According to the Sox media guide, six members of the Bossard family have combined for more than 250 years of experience.
His grandfather, Emil, was the head groundskeeper with the Cleveland Indians from 1932-68, his uncle, Marshall, was inducted into the MLB Groundskeepers Hall of Fame in 2019, and his father, Gene, was in charge with the Sox from 1940-83.
Roger Bossard joined the Sox in 1967, assisting his father. He took over as head groundskeeper in 1983.
“I enjoy coming to work,” Bossard said. “I’m a worker. I love to work. If I was to retire, I’d miss the players and the people around here.

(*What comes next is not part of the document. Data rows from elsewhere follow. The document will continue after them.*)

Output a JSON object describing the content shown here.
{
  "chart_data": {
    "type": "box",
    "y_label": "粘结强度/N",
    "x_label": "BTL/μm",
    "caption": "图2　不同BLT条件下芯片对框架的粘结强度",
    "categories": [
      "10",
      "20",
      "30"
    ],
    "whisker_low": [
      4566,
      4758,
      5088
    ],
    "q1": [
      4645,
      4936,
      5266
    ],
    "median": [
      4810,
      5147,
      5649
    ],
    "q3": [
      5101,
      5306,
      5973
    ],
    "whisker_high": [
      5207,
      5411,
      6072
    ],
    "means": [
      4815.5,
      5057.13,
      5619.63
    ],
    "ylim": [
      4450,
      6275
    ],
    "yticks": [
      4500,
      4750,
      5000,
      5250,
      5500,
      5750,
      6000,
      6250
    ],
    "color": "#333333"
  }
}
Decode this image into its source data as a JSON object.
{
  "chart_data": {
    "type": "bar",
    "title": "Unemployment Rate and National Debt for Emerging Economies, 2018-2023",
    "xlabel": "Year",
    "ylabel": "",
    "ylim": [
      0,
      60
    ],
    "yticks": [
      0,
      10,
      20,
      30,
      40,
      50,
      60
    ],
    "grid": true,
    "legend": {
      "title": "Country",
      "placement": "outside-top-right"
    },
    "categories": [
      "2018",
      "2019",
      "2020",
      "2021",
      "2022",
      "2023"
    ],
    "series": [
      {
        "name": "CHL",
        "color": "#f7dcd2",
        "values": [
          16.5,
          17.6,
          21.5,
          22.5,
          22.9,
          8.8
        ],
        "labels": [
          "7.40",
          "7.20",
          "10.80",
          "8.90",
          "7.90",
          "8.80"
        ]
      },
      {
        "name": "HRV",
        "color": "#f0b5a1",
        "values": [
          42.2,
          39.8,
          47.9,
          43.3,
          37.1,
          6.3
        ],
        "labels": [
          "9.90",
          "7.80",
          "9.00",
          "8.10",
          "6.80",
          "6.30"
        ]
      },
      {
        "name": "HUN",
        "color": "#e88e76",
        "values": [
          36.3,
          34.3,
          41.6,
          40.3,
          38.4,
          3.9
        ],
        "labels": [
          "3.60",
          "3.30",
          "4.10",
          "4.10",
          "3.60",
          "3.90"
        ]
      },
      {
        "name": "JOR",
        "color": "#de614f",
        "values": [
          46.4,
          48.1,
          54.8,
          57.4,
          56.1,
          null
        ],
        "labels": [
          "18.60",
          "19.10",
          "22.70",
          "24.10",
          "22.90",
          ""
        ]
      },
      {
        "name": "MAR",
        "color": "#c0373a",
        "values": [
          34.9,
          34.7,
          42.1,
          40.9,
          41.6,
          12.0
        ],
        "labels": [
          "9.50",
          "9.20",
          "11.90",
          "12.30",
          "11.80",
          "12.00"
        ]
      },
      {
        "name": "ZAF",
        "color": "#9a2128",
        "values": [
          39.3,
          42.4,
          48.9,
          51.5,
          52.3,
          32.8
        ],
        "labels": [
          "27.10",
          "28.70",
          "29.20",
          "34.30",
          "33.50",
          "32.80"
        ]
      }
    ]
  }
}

“As long as I can keep (Sox Chairman) Jerry (Reinsdorf) fooled and he keeps thinking I know what I’m doing, I want to hang on for a little while.”
Bossard’s work has gone beyond Guaranteed Rate Field. In the 2007 offseason, he designed and built new playing field at Wrigley Field. His long list of work goes from Boston to Arizona and includes spring training complexes, such as for the New York Yankees.
Bossard — “a young 73" — confirmed he keeps a close eye on his lawn at home too.
“If I have any dandelions, I’ve got neighbors on each side of me who will run over and go ‘Hey, Roger, the Sodfather, there’s your dandelions,’” Bossard said. “I do maintain my own lawn. I’ve got to be honest with you. I make sure that it’s nice and green or I’ll hear it or my wife (Geri Lynn) will get on me. I don’t want that.”